I came up with several techniques to apply surface nets to an octree. Firstly, I temporarily create a 3D array which stores references to the leaves of the octree within a certain chunk. This means I can get the neighbors of each node in constant time, at the cost of linear time with respect to the leaves at the start of the meshing algorithm.

Secondly, instead of taking the positive neighbors of nodes to calculate vertices, I consider neighbors in the outward direction away from the camera position. This effectively means only transitions from small to large nodes have to be considered, which makes the code simpler, but incompatible with octrees that are not only increasing in node size as distance to the camera increases.

Finally, if an edge is shared by just three nodes, one big node and two small ones, I create a triangle instead of a quad to complete the mesh. This allows us to create a mesh that perfectly connects nodes from different levels of detail.

Nodes from different LoDs can still be integrated into surface nets by extending it to draw triangles when needed

Editing the terrain

To edit the terrain, we define an SDF, an operation, and an axis-aligned bounding box (AABB) around the edit. For instance, to add a sphere to the terrain, we would want to define SDF describing this sphere with radius r and position p, we set the operation to Union, and we define an AABB that fits tightly around the sphere.

The terrain mesh can be edited relatively efficiently in real-time in two steps. First, we change the octree by finding the leaves that intersect the AABB of the edit operation. The leaves are either pruned if they are fully within the volume of the new SDF, or they can be subdivided if they intersect the new SDF. We calculate a new value for each node by applying the desired boolean operation (Union or Difference) to the node’s current value, and a sample of the new SDF at the node’s center. If the new value and the old value differ by a threshold, I set the red channel of a node’s color to one to mark it as edited.
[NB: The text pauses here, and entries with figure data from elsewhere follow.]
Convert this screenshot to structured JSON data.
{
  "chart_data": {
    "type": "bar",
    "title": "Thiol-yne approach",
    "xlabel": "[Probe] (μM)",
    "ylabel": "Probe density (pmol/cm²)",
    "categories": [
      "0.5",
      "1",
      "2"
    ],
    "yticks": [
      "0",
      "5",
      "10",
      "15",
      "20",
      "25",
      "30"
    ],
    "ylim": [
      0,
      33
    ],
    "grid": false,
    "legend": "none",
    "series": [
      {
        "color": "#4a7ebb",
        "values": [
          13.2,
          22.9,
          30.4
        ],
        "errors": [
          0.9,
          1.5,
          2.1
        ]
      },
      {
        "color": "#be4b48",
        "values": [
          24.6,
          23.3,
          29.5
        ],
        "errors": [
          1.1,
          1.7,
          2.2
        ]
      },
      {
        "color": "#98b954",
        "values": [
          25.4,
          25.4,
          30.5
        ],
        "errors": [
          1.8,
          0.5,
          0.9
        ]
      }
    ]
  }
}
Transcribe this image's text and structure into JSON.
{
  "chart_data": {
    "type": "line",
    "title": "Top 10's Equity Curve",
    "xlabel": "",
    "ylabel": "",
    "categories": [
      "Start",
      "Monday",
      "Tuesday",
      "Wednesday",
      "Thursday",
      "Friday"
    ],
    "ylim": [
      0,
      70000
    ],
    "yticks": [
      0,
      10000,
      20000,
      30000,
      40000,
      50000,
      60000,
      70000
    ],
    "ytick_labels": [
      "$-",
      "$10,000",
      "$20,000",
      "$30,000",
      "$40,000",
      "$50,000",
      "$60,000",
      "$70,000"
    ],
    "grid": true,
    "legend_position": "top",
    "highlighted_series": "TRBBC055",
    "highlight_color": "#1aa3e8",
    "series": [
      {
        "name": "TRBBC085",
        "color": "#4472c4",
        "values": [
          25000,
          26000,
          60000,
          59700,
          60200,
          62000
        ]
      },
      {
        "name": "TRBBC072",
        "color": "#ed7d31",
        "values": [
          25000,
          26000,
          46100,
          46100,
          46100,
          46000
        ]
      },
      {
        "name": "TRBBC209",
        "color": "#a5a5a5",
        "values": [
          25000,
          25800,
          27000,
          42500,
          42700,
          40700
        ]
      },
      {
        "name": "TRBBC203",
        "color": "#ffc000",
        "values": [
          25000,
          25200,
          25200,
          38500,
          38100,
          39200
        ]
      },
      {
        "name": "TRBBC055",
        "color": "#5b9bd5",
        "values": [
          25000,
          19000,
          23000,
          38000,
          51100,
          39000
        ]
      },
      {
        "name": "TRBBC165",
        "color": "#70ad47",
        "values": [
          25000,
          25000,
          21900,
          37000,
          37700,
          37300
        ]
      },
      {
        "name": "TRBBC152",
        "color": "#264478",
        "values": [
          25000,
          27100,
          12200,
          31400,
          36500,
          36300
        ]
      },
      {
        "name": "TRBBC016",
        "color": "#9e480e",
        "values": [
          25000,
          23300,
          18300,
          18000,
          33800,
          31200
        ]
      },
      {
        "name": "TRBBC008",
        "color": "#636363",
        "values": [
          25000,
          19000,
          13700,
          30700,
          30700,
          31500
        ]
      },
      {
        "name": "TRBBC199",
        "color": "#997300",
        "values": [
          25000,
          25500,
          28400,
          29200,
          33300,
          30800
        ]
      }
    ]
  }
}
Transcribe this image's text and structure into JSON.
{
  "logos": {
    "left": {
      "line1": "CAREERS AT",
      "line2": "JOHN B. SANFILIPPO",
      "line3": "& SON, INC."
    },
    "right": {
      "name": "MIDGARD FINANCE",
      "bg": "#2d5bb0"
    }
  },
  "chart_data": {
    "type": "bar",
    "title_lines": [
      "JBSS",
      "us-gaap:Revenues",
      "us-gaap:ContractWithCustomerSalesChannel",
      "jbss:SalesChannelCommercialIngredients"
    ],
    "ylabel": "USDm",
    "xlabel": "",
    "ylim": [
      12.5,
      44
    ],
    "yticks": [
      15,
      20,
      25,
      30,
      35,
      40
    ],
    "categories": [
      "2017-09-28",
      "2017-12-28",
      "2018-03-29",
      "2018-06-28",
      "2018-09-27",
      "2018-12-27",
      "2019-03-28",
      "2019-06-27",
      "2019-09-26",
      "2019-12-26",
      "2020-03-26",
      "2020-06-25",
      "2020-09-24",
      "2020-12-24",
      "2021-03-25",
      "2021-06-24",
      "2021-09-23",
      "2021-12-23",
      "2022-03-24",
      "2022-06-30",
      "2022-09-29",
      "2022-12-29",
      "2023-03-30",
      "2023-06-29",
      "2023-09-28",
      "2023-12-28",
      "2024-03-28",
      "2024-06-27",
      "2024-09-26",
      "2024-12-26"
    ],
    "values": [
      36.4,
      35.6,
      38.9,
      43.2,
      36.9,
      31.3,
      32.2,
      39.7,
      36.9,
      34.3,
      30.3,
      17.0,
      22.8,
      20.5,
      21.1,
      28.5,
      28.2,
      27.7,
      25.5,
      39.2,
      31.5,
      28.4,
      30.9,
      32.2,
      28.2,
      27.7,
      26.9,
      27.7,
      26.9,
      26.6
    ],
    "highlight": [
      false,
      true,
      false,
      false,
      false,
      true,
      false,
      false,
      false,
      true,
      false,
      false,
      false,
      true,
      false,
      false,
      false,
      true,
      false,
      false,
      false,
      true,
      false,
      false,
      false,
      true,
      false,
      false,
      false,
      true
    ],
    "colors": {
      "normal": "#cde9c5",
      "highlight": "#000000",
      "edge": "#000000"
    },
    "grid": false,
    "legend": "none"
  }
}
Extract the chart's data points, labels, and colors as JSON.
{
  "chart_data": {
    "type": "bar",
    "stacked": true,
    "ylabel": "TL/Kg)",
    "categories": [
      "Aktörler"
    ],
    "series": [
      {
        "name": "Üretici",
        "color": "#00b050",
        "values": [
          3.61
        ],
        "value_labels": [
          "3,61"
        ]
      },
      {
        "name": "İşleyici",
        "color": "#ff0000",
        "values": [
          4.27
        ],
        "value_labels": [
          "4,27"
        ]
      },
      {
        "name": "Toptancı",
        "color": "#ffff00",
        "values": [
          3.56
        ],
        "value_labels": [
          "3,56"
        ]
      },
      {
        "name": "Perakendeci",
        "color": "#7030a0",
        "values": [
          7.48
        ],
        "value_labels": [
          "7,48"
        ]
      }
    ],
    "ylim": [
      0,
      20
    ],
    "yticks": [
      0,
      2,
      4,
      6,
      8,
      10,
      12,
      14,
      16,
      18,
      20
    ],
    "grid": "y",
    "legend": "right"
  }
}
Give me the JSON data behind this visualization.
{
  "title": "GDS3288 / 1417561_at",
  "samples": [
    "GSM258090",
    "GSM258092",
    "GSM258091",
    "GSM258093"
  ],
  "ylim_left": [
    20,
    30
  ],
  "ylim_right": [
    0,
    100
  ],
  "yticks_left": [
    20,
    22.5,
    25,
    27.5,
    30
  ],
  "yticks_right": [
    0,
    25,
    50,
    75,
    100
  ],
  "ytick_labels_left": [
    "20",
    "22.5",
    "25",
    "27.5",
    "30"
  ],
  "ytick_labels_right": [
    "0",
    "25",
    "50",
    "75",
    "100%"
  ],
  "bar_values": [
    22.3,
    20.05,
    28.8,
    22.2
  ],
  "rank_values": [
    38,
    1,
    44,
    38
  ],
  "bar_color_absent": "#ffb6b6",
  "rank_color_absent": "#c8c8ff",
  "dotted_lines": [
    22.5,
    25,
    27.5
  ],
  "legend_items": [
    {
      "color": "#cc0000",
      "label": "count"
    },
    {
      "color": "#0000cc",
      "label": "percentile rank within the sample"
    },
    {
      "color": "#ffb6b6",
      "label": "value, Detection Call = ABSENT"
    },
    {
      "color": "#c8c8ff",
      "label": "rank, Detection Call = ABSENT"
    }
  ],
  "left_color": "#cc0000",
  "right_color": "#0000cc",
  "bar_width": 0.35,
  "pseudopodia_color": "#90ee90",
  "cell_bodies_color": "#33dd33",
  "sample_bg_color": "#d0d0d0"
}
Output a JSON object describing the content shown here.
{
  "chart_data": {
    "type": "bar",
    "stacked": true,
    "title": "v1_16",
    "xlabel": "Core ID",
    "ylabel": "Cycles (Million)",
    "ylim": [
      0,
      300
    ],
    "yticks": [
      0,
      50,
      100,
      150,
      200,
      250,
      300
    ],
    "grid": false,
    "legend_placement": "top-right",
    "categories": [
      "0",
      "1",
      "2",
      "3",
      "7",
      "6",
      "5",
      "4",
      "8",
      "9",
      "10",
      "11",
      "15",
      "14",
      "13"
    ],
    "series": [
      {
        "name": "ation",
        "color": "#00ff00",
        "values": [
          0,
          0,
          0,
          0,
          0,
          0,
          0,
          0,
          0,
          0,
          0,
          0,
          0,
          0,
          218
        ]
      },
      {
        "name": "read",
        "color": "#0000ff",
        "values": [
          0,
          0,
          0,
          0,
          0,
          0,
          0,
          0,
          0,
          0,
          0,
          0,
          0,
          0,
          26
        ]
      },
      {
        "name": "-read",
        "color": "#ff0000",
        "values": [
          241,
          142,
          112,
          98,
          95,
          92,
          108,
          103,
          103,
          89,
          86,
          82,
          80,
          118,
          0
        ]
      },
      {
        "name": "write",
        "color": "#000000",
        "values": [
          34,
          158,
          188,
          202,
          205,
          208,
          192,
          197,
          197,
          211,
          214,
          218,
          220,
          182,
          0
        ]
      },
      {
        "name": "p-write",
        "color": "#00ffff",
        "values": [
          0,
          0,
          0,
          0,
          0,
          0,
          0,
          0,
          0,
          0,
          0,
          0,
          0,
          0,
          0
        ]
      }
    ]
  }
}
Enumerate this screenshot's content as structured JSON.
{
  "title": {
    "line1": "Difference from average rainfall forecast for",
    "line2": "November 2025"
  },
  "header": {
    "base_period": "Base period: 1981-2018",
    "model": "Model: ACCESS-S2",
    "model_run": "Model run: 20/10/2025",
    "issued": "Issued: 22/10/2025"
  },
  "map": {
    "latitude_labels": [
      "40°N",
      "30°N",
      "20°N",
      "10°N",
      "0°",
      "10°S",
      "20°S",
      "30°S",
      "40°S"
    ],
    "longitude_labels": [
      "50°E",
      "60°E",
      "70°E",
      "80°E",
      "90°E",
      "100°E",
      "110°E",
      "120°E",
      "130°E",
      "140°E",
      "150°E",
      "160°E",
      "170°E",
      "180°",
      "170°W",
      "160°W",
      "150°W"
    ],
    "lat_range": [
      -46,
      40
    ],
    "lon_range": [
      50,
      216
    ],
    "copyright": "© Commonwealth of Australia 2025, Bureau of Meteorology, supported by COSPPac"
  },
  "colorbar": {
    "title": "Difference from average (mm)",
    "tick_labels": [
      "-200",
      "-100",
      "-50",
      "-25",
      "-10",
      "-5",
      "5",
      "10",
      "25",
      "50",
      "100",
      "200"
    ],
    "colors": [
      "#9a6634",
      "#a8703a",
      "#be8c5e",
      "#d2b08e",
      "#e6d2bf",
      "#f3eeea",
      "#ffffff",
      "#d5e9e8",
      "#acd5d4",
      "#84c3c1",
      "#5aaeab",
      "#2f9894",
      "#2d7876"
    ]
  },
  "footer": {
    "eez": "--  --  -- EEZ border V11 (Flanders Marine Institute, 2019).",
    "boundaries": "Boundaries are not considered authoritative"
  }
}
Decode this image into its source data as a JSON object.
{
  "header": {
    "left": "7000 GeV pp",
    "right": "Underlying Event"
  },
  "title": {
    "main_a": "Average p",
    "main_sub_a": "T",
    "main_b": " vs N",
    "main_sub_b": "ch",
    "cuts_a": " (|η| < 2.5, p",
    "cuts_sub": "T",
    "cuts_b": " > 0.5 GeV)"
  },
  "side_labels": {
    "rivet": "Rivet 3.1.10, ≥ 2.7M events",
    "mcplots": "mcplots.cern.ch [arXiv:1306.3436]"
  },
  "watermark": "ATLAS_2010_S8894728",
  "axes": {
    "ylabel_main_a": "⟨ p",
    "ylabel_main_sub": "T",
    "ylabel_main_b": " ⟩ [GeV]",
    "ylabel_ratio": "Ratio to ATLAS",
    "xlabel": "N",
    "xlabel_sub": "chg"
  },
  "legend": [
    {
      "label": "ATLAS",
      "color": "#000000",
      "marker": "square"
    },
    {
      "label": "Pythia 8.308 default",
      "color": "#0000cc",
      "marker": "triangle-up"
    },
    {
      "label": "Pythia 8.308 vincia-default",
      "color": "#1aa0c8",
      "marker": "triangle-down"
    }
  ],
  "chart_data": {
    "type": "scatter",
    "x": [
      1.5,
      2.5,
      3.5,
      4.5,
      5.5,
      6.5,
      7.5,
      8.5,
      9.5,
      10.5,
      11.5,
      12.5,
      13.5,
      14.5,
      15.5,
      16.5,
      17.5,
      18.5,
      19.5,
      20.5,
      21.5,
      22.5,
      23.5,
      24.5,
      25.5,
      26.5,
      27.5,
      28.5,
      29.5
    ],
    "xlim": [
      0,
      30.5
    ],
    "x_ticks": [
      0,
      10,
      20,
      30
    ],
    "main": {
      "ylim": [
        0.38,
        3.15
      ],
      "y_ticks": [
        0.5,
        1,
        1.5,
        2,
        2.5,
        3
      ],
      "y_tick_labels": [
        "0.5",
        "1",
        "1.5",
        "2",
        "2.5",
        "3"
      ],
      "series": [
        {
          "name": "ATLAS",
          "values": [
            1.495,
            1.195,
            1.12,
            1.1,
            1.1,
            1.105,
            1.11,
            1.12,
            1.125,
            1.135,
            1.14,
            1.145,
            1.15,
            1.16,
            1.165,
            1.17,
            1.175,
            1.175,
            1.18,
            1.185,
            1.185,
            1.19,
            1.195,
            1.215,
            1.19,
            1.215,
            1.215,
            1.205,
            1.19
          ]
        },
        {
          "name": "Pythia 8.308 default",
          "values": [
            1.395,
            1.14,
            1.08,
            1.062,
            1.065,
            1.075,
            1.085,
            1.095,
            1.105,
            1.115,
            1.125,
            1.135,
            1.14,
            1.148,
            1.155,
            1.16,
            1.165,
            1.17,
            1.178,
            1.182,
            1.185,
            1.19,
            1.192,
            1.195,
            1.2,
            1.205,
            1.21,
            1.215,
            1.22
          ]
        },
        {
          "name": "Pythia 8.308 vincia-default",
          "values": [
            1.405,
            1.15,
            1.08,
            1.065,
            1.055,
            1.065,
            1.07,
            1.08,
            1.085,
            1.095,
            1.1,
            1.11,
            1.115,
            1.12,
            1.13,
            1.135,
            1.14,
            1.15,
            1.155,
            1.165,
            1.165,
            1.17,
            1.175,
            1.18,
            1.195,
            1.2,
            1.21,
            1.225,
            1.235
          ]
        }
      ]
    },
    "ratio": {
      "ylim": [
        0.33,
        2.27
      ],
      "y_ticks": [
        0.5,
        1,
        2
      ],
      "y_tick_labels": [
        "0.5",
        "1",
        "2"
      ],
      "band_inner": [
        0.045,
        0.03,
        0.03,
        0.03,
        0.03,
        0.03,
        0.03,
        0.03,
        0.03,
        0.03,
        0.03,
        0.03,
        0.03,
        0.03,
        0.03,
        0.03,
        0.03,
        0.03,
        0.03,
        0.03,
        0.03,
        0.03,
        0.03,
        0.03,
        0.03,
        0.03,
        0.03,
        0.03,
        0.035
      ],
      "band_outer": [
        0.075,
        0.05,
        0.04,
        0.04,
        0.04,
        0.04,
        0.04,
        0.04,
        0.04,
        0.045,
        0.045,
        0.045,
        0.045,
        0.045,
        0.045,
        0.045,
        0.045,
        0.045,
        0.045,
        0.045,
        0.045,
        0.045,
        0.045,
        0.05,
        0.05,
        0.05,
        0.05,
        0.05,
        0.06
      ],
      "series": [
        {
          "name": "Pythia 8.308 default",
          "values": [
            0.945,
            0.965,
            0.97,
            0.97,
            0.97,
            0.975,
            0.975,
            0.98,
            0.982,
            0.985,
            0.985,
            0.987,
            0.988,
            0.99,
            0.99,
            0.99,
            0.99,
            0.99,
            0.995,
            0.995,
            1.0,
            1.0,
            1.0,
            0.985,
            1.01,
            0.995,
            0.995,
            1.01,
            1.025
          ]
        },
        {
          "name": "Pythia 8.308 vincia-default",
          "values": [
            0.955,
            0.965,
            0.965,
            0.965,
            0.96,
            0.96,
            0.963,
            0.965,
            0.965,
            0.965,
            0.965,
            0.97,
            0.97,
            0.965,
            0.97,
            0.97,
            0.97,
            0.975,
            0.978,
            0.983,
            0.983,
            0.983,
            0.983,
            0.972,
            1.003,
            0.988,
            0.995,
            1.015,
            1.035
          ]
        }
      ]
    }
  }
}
Next, we remesh all the chunks that intersect the AABB using the updated octree, such that they represent the union of the sphere and the terrain.

Terrain Visuals

Each node in the octree also stores a color. We can set the red channel to one if it has been edited, else zero. During the meshing stage, we calculate the color at Intersection (CaT), just like we calculate the Point of Intersection:

$$ CaT = Color_A * (1 - t) + Color_B * t$$

We average the CaT of all the edges neighboring a node, and set that as the node’s vertex color. Then in the terrain Shader, I currently set the color to brown if the red channel of the vertex color is over 0.5.

The terrain itself is textured using triplanar mapping, as calculating UVs for these meshes is a hard problem.

Conclusion and Future work

Overall, I believe to have succeeded at creating a fully editable large-scale smooth voxel terrain, with perfect LoD transitions. It generates relatively quickly at an acceptable resolution, perfect for terrains.

There are a number of extensions I am considering for this project. Firstly, I want to be able to populate the terrain with countless objects, such as trees, that can be seen from afar. Secondly, I would like to extend the surface extraction method to guarantee manifold meshes. Thirdly, I would like to optimize the underlying octree structure, to allow for more efficient memory usage, and decrease the time it takes to edit large parts of the terrain.